Stirling insulation firm Superglass announces £12.2m refinancing plan
- 1 May 2013
- From the section Tayside and Central Scotland
Stirling insulation firm Superglass has announced plans for a £12.2m share placing as it attempts to restructure its debts.
The deal would see the company use the funding to repay £3m owed to Clydesdale Bank, which has also agreed to exchange £6.5m of debt into convertible shares.
The move would also cut the firm's debt from £12m to £2.5m.
The value of Superglass's shares fell 63% after the announcement on Wednesday.
The Stirlingshire firm said the restructuring would provide them with cash of at least £7.6m which would "provide Superglass with the necessary headroom to grow the business".
However, it would also give Clydesdale Bank the right to receive 50% of the firm's profit after tax.
Superglass also warned "if for any reason the refinancing does not proceed, it is likely that existing shareholders' ordinary shares would have no value and that the company would likely enter into administration or some other form of insolvency procedure".
Part of the deal would also see Superglass cancel its shares on the London Stock Exchange main market and transfer to the AIM.

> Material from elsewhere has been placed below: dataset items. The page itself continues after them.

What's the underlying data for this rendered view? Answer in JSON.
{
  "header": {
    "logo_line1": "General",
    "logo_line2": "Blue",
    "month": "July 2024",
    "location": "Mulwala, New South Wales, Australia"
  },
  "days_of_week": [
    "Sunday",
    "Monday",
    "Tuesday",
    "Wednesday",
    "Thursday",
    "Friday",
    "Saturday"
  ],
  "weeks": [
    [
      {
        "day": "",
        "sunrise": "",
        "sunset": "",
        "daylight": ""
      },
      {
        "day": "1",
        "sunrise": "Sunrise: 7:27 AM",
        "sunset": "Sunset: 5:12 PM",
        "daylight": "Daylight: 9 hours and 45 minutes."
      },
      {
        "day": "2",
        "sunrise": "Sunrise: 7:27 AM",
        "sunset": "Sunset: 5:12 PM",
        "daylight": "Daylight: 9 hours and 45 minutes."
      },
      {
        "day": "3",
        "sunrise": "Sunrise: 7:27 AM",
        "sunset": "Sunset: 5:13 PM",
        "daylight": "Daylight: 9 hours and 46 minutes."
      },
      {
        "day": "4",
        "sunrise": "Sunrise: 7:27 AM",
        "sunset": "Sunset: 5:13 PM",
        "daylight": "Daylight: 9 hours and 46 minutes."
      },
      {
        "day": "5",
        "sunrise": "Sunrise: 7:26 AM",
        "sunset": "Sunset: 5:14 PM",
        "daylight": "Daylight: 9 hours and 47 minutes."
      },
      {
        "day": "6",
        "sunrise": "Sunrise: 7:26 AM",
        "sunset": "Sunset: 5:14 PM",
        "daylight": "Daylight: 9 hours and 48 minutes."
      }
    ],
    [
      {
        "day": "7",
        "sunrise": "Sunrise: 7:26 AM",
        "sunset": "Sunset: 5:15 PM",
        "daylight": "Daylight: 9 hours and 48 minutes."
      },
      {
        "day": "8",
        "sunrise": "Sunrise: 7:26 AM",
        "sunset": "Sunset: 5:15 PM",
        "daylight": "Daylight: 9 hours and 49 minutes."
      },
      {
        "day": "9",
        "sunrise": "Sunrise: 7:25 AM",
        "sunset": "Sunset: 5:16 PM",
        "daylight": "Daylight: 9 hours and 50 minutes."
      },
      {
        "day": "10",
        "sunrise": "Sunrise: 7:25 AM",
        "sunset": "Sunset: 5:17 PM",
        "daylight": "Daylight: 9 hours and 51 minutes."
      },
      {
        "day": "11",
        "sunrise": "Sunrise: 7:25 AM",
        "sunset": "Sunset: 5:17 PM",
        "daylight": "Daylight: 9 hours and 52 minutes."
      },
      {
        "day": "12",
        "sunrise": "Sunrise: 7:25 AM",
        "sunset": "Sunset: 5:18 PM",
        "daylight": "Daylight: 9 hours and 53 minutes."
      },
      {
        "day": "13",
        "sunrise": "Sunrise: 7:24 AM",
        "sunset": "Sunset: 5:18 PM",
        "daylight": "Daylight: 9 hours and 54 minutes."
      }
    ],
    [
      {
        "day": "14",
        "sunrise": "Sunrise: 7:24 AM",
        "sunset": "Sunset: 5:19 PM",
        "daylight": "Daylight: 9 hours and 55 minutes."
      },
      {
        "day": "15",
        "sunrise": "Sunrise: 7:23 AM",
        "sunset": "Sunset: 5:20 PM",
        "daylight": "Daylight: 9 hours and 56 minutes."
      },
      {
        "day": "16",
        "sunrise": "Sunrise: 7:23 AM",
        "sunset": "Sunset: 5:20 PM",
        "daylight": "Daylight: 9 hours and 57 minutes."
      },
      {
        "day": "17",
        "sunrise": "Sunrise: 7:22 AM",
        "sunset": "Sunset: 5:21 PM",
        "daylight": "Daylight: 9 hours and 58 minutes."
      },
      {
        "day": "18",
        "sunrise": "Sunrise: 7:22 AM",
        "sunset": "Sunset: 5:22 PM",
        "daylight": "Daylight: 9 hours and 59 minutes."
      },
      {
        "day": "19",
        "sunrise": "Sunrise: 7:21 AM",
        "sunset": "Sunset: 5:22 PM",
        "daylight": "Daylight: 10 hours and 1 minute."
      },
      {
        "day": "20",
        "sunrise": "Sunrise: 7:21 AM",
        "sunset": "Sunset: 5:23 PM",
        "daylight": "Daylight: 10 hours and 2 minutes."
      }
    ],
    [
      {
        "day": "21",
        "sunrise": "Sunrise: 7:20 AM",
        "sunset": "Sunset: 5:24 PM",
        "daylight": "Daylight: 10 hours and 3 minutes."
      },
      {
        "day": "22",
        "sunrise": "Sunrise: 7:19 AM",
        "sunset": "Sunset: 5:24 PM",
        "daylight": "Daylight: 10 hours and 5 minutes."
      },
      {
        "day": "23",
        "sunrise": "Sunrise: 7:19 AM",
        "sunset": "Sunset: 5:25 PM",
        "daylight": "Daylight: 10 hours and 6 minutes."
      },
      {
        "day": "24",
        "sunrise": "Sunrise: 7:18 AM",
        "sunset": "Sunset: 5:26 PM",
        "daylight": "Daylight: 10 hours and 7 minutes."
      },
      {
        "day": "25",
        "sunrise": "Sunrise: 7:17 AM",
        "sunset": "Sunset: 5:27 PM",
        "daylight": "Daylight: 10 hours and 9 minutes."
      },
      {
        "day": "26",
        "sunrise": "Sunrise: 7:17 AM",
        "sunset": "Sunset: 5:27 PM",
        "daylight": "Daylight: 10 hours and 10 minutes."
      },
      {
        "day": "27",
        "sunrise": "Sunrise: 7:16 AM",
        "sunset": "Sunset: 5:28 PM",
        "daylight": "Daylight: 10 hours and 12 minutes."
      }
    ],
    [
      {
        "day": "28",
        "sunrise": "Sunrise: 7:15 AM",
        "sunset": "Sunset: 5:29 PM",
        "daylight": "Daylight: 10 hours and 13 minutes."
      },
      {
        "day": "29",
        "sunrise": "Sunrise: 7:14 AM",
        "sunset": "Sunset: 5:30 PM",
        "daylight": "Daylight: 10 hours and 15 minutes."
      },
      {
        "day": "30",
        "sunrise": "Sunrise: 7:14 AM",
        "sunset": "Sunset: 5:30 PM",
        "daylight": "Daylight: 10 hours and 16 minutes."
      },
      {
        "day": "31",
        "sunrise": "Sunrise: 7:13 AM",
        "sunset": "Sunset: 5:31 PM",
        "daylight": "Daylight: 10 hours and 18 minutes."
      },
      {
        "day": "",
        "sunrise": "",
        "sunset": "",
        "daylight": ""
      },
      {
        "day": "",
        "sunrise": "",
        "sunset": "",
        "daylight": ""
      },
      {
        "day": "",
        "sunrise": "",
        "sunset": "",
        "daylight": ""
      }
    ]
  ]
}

John Colley, non-executive chairman, said: "With the strong support of the Clydesdale Bank and investors we remain confident of completing this transformational refinancing which will provide Superglass with a considerably strengthened and sustainable long-term capital structure.
"The proposed refinancing will leave the company very well placed to benefit from any resurgence in market volumes and the efficiencies from its recent capital investment programme."
The company said it was still experiencing "extremely challenging" trading conditions.
Revenue for the first six months of the year up to February 2013 down 20% at £13.7m, compared with the same period last year.
Losses before taxation, exceptional items and amortisation of intangible assets stood at £1.6m, double the figure from 2012.
However, Superglass said there were grounds for optimism. It expects a gradual increase in UK housebuilding activity from 2014 onwards as government schemes come online, and that demand will pick up when the Green Deal initiative became fully operational.